# Bag Blown



## fenny (Jan 26, 2011)

Anything like this ever happen to anyone before...I'm not having any luck with this install whatsoever. It's been a painful experience since I started my install. Elevel system throwing codes when I tried to do an automatic calibration. Some sensor problems and the latest is this. 









I know that I was going to expect some growing pains with a first time install and I understand that but it's becoming tiresome. Oh well, small rant.


----------



## Seppdelaney (Apr 11, 2011)

Nope. And I aim to keep it that way. What did you do? (Or not do?) - so that I may never experience this.


----------



## fenny (Jan 26, 2011)

Well, followed instructions to the letter...mounted the brackets on the top and the large black washer and torqued the nut to 5ft/lbs with my torque wrench. Which is not much btw. 

Was airing the car up to go for a spin and POP! Dunno what happened. 

I'm doing the install myself so I know what and was not done to the car. I'm perplexed as to why it happened. Just wondering if this has happened to others. I dunno.


----------



## fenny (Jan 26, 2011)




----------



## fasttt600 (Apr 12, 2007)

Wow sucks man. Where are you located? Find someone with elevel to help u. What bags are those.


----------



## Seppdelaney (Apr 11, 2011)

Read this.

When we installed my elevel, we followed that to a T. It was perfect- my system works flawlessly.
Still- sorry about the bag, man.


----------



## fenny (Jan 26, 2011)

I'm in canada and the only person around me for more than a thousand miles that has done the elevel or bags on a VW so I'm kinda on my own here. They are airlift performance bags. I only get support from online from here and the manufacturers and Bagriders so far so it's been a learning process. 

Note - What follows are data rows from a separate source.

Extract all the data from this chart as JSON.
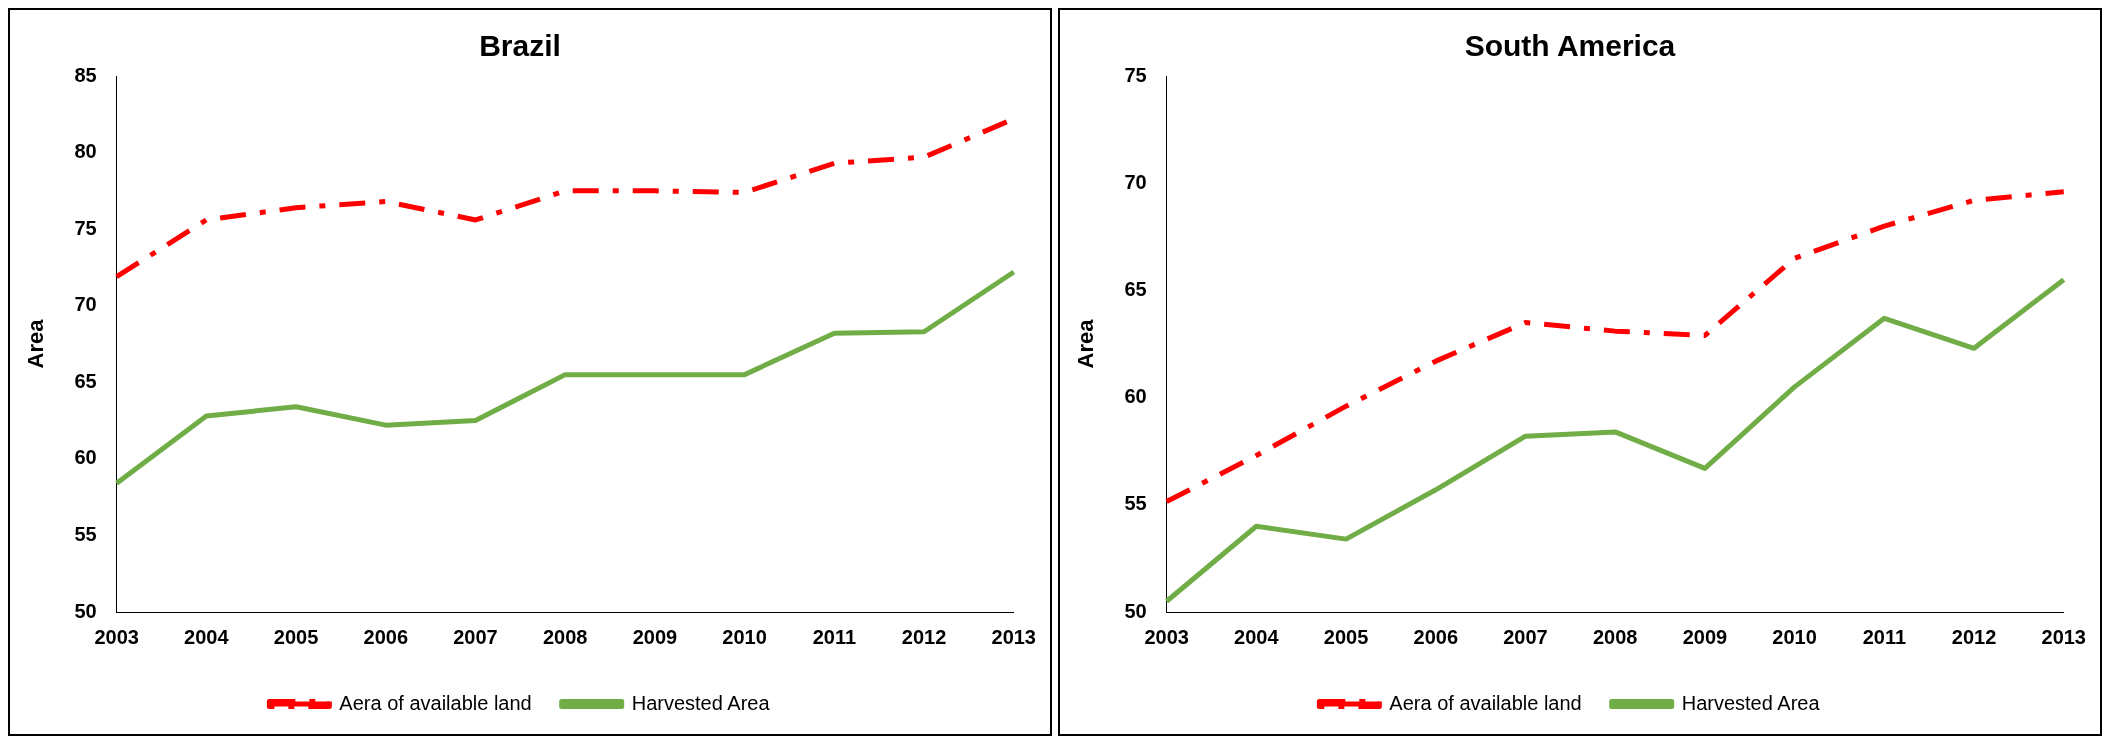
{
  "chart_data": [
    {
      "type": "line",
      "title": "Brazil",
      "ylabel": "Area",
      "categories": [
        "2003",
        "2004",
        "2005",
        "2006",
        "2007",
        "2008",
        "2009",
        "2010",
        "2011",
        "2012",
        "2013"
      ],
      "ylim": [
        50,
        85
      ],
      "yticks": [
        50,
        55,
        60,
        65,
        70,
        75,
        80,
        85
      ],
      "grid": false,
      "legend": "bottom",
      "marker": "none",
      "series": [
        {
          "name": "Aera of available land",
          "color": "#ff0000",
          "line_style": "dashed",
          "values": [
            71.9,
            75.6,
            76.4,
            76.8,
            75.6,
            77.5,
            77.5,
            77.4,
            79.3,
            79.7,
            82.2
          ]
        },
        {
          "name": "Harvested Area",
          "color": "#70ad47",
          "line_style": "solid",
          "values": [
            58.4,
            62.8,
            63.4,
            62.2,
            62.5,
            65.5,
            65.5,
            65.5,
            68.2,
            68.3,
            72.2
          ]
        }
      ]
    },
    {
      "type": "line",
      "title": "South America",
      "ylabel": "Area",
      "categories": [
        "2003",
        "2004",
        "2005",
        "2006",
        "2007",
        "2008",
        "2009",
        "2010",
        "2011",
        "2012",
        "2013"
      ],
      "ylim": [
        50,
        75
      ],
      "yticks": [
        50,
        55,
        60,
        65,
        70,
        75
      ],
      "grid": false,
      "legend": "bottom",
      "marker": "none",
      "series": [
        {
          "name": "Aera of available land",
          "color": "#ff0000",
          "line_style": "dashed",
          "values": [
            55.15,
            57.3,
            59.6,
            61.7,
            63.5,
            63.1,
            62.9,
            66.5,
            68.0,
            69.2,
            69.6
          ]
        },
        {
          "name": "Harvested Area",
          "color": "#70ad47",
          "line_style": "solid",
          "values": [
            50.5,
            54.0,
            53.4,
            55.7,
            58.2,
            58.4,
            56.7,
            60.5,
            63.7,
            62.3,
            65.5
          ]
        }
      ]
    }
  ]
}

Most of my issues have been minor, grounding issues and this and that. Most of them my own fault for not knowing and being my first and only install so far. As for the bag, that's major and my elevel sensor issues, that are currently unsolved. I haven't contacted customer support on those yet, but when i get my replacement bag I'll be tackling those issues then...too bad I have to go offshore for a month. 

The reason for the thread is to see if anyone has ever had this happen to them. I followed instructions exactly as shown and can't for the life of me point the finger at myself for an improper install if I followed directions that were in the manual, otherwise I'd suck it up and buy another bag. It's not like there are numerous ways to install and some are better than others, just a bolt here and a couple bolts there and it's in. Anyway, so I'm hoping Airlift will help me out. I'll see what happens.


----------



## mkim (Jun 17, 2008)

Bought your products new or 2nd hand?


----------



## arethirdytwo (Apr 4, 2007)

Either you have had a batch of bad luck or you are just really missing things. What have the elevel problems been?


----------



## Slamtastic (Jul 24, 2010)

For the bag, I don't think that it was seated all the way in. I had to use a rotary tool and sand the hole that it sits in so it'd fit on both my installs. Just a suggestion, could've also been cracked from shipping or something else to do with the bag.

As for the e-level, what is it doing?

If the sensors are mounted so they don't have enough travel, you'll get codes.


----------



## fenny (Jan 26, 2011)

The bag, don't really know what happened...followed the instructions. No cutting on the CA as I didn't see it was necessary for my first install and didn't want to f*ck things up, and it wasn't in the instructions. Back to what I said before as I didn't think there was much I could **** things up. Bolt on bottom and two on top. 

Elevel: Don't know the problems yet. Haven't had much time to troubleshoot. I did check the wires for the sensor on the sensor that I was getting the error from. Soldered everything fine and had a buddy look at it, seems fine to him as well. Anyway, I guess that's another thread for another time.


----------



## gtipwnz (Jun 6, 2010)

Can you post some pictures of the offending sensor? Which corner? There is a little blue dot on each one that points toward the back of the car for the front sensors, and it's easy to turn them around. If the travel is correct, and it's correctly mounted, it must be something else. I've heard that wiring could be an issue, but mine happened to be a weird ECU, a first for Accuair.


----------



## christanand (Aug 10, 2006)

*fenny*, where are you located in canada?


----------



## fenny (Jan 26, 2011)

@ gtipwnz...car is laid up and I'm hdg to work for the month. I'll revisit the thread then. But I followed this install. http://forums.vwvortex.com/showthread.php?5321600-My-MKV-E-Level-Install

I situated everything occording to this and took my own measurements to make sure I had the travel as per the instructions. 

@christianand...I'm located in St. John's, Newfoundland.


----------



## gtipwnz (Jun 6, 2010)

That thread is a good one to follow, but my sensor arms are a little over from the control arms. Either way will work. Let me know when you get back to this thread and I'll forward it to my buddy who is amazing with E level installs. :thumbup: Have fun at work!


----------



## christanand (Aug 10, 2006)

fenny said:


> @ gtipwnz...car is laid up and I'm hdg to work for the month. I'll revisit the thread then. But I followed this install. http://forums.vwvortex.com/showthread.php?5321600-My-MKV-E-Level-Install
> 
> I situated everything occording to this and took my own measurements to make sure I had the travel as per the instructions.
> 
> *@christianand...I'm located in St. John's, Newfoundland*.


sorry man, thought if you were closer we got a bunch of people in toronto that could help you out in person


----------



## OVRWRKD (Jul 1, 2010)

gtipwnz said:


> That thread is a good one to follow, but my sensor arms are a little over from the control arms. Either way will work. Let me know when you get back to this thread and I'll forward it to my buddy who is amazing with E level installs. :thumbup: Have fun at work!


Do you have any photos of your sensor placement? Always curious as to the mounting others use, gives me different ideas when I do different cars.


----------



## fenny (Jan 26, 2011)

Not at the moment. I'm in New Orleans waiting to go to work at the moment. 

Airlift is sending me a new bag and I'm picking up a spare online from a guy in Texas. 

I'll get some pics when I'm home again the end of June.


----------